Gara-gara Komentar Warganet Dimuat, Situs Malaysiakini Dinyatakan Bersalah dan Didenda Rp1,75 Miliar

Editor: haerahr
AA

Text Sizes

Medium

Large

Larger

Suasana ruang redaksi situs Malaysiakini. Pengadilan tinggi Malaysia memutuskan bahwa Malaysiakini bertanggung jawab atas komentar warganet yang muncul di situsnya, dan mendenda surat kabar online itu sebesar 500.000 ringgit Malaysia (Rp1,75 miliar).

TRIBUNNEWSWIKI.COM - Pengadilan Tinggi Negara Malaysia memutuskan bersalah kepada situs Malaysiakini atas pemuatan komentar warganet di situsnya.

Pengadilan mendenda situs Malaysiakini sebesar 500.00 0 ringgit Malaysia atau setara Rp1,75 miliar (kurs Rp3.500/ringgit Malaysia).

Pengadilan tertinggi Malaysia pada hari Jumat (19/2/2021), memutuskan Malaysiakini, surat kabar online paling populer di negara itu, bersalah atas penghinaan pengadilan atas komentar yang diposting oleh warganet yang dianggap menyinggung peradilan, dikutip Al Jazeera, Jumat.

Pengadilan mendenda publikasi 500.000 ringgit Malaysia dalam kasus yang secara luas dilihat sebagai ujian kebebasan media di negara Asia Tenggara.
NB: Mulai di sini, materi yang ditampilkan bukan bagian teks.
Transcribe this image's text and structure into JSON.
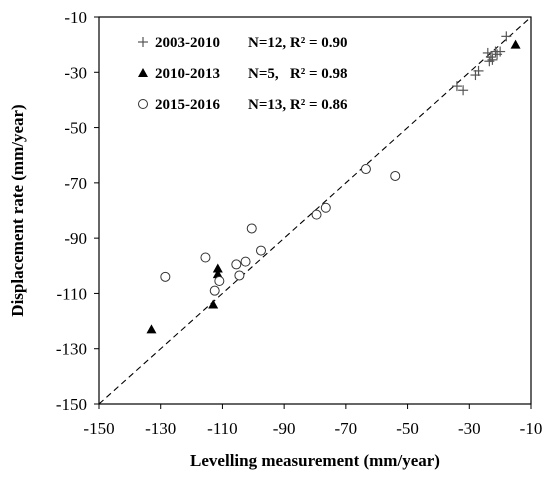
{
  "chart_data": {
    "type": "scatter",
    "xlabel": "Levelling measurement (mm/year)",
    "ylabel": "Displacement rate (mm/year)",
    "xlim": [
      -150,
      -10
    ],
    "ylim": [
      -150,
      -10
    ],
    "xticks": [
      "-150",
      "-130",
      "-110",
      "-90",
      "-70",
      "-50",
      "-30",
      "-10"
    ],
    "yticks": [
      "-10",
      "-30",
      "-50",
      "-70",
      "-90",
      "-110",
      "-130",
      "-150"
    ],
    "grid": false,
    "legend_position": "top-left",
    "reference_line": "1:1 dashed",
    "series": [
      {
        "name": "2003-2010",
        "stats": "N=12, R² = 0.90",
        "marker": "plus",
        "points": [
          {
            "x": -34.0,
            "y": -35.0
          },
          {
            "x": -32.0,
            "y": -36.5
          },
          {
            "x": -28.0,
            "y": -31.0
          },
          {
            "x": -27.0,
            "y": -29.5
          },
          {
            "x": -24.0,
            "y": -23.0
          },
          {
            "x": -23.5,
            "y": -26.0
          },
          {
            "x": -23.0,
            "y": -24.5
          },
          {
            "x": -22.5,
            "y": -25.5
          },
          {
            "x": -21.5,
            "y": -22.5
          },
          {
            "x": -21.0,
            "y": -23.5
          },
          {
            "x": -20.0,
            "y": -22.5
          },
          {
            "x": -18.0,
            "y": -17.0
          }
        ]
      },
      {
        "name": "2010-2013",
        "stats": "N=5,   R² = 0.98",
        "marker": "triangle",
        "points": [
          {
            "x": -133.0,
            "y": -123.0
          },
          {
            "x": -113.0,
            "y": -114.0
          },
          {
            "x": -111.5,
            "y": -101.0
          },
          {
            "x": -111.5,
            "y": -103.0
          },
          {
            "x": -15.0,
            "y": -20.0
          }
        ]
      },
      {
        "name": "2015-2016",
        "stats": "N=13, R² = 0.86",
        "marker": "circle",
        "points": [
          {
            "x": -128.5,
            "y": -104.0
          },
          {
            "x": -115.5,
            "y": -97.0
          },
          {
            "x": -112.5,
            "y": -109.0
          },
          {
            "x": -111.0,
            "y": -105.5
          },
          {
            "x": -105.5,
            "y": -99.5
          },
          {
            "x": -104.5,
            "y": -103.5
          },
          {
            "x": -102.5,
            "y": -98.5
          },
          {
            "x": -100.5,
            "y": -86.5
          },
          {
            "x": -97.5,
            "y": -94.5
          },
          {
            "x": -79.5,
            "y": -81.5
          },
          {
            "x": -76.5,
            "y": -79.0
          },
          {
            "x": -63.5,
            "y": -65.0
          },
          {
            "x": -54.0,
            "y": -67.5
          }
        ]
      }
    ]
  }
}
Tahun lalu, jaksa agung Malaysia mengambil tindakan terhadap Malaysiakini dan pemimpin redaksi Steven Gan atas lima komentar yang diposting oleh warganet di situs webnya yang dia klaim merusak kepercayaan publik terhadap pengadilan.

Dalam keputusan enam banding satu pada hari Jumat, Pengadilan Federal memutuskan bahwa Malaysiakini memegang tanggung jawab penuh atas situs webnya, termasuk setiap komentar yang dibuat oleh warganet dan dimuat.
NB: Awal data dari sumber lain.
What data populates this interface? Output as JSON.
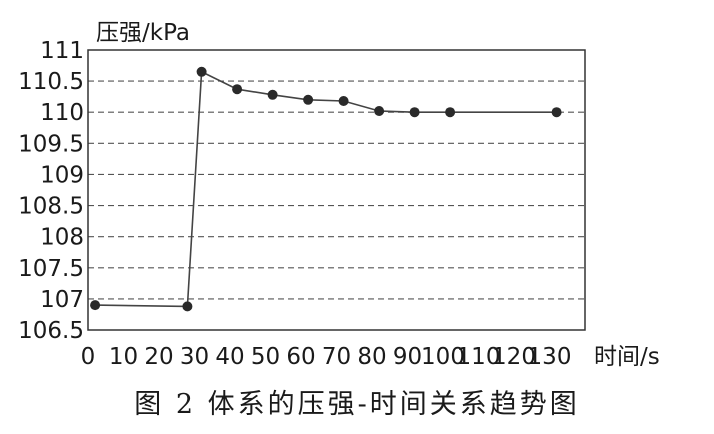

Baca: Jokowi Terima Kunjungan PM Malaysia Muhyiddin Yassin, Perlindungan TKI di Malaysia Dibahas

Pemimpin Redaksi situs berita Malaysiakini, Steven Gan, berbicara kepada anggota media di Pengadilan Federal setelah putusannya yang menghina pengadilan di Putrajaya, Malaysia, Jumat 19 Februari 2021. Malaysiakini divonis bersalah atas komentar warganet di situsnya dan didenda 500.000 ringgit Malaysia (Rp1,75 miliar).

Mereka mengatakan kasus itu adalah "pengingat" kepada publik untuk tidak menggunakan komentar online untuk menyerang pengadilan dan denda tersebut mencerminkan beratnya pelanggaran.

“Pernyataan yang dituduh telah menyebar luas… isinya palsu dan tercela dan isinya melibatkan tuduhan korupsi yang tidak terbukti dan tidak benar,” kata hakim Rohana Yusuf, yang mengetuai majelis hakim.

Steven Gan yang dinyatakan tidak bersalah mengaku kecewa dengan keputusan tersebut.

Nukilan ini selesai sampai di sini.